Dr Holden said young people wishing to enter into the health profession were being put off it by the workload and revealed that figures released this week by Heath Education England showed the East Midlands was the worst in the country for young people entering the the health service, which 40 per cent of training vacancies empty.

Dr Holden explained he receives £65 a year from central Government for each patient on his books.

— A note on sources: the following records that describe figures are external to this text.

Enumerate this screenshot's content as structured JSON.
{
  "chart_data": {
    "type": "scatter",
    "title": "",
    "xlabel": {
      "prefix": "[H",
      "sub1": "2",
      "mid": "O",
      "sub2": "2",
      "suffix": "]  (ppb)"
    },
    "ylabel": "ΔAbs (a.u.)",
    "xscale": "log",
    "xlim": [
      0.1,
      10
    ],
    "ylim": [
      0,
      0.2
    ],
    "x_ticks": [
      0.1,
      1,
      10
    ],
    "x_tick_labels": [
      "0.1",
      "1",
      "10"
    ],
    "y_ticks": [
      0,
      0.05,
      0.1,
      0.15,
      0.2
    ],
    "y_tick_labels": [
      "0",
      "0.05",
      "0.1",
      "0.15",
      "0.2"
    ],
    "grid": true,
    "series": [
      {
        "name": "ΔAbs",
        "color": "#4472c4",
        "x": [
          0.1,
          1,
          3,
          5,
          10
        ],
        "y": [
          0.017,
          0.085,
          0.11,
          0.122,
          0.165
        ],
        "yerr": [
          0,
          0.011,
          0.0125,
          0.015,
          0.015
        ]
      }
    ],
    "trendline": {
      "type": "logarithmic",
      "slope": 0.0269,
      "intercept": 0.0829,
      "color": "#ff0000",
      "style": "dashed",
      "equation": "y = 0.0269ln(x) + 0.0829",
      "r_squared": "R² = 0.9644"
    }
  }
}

“I get less moneyin a year to look after you than you’ll spend on pet insurance,” he added.

“The health service is an absolute bargain.”

He said the average GP is contracted to work 52 and a half hours a week and will be saleried £103,000, which will include things such as out of hours work and money for dispensing and training.

“Most doctors are working between 60 and 70 hours per week however,” Dr Holden said.

“Surgeries are struggling to cope.

“Doctors are coming in to work at 7.30 in the morning and not leaving until 9 at night.”

He added that appointments were available for those who needed them urgently.

Dr Holden said he suspected the Government was purposefully pushing GPs to breaking point, believing that if they walked, the NHS would collapse and the Government would not longer have to pay for it.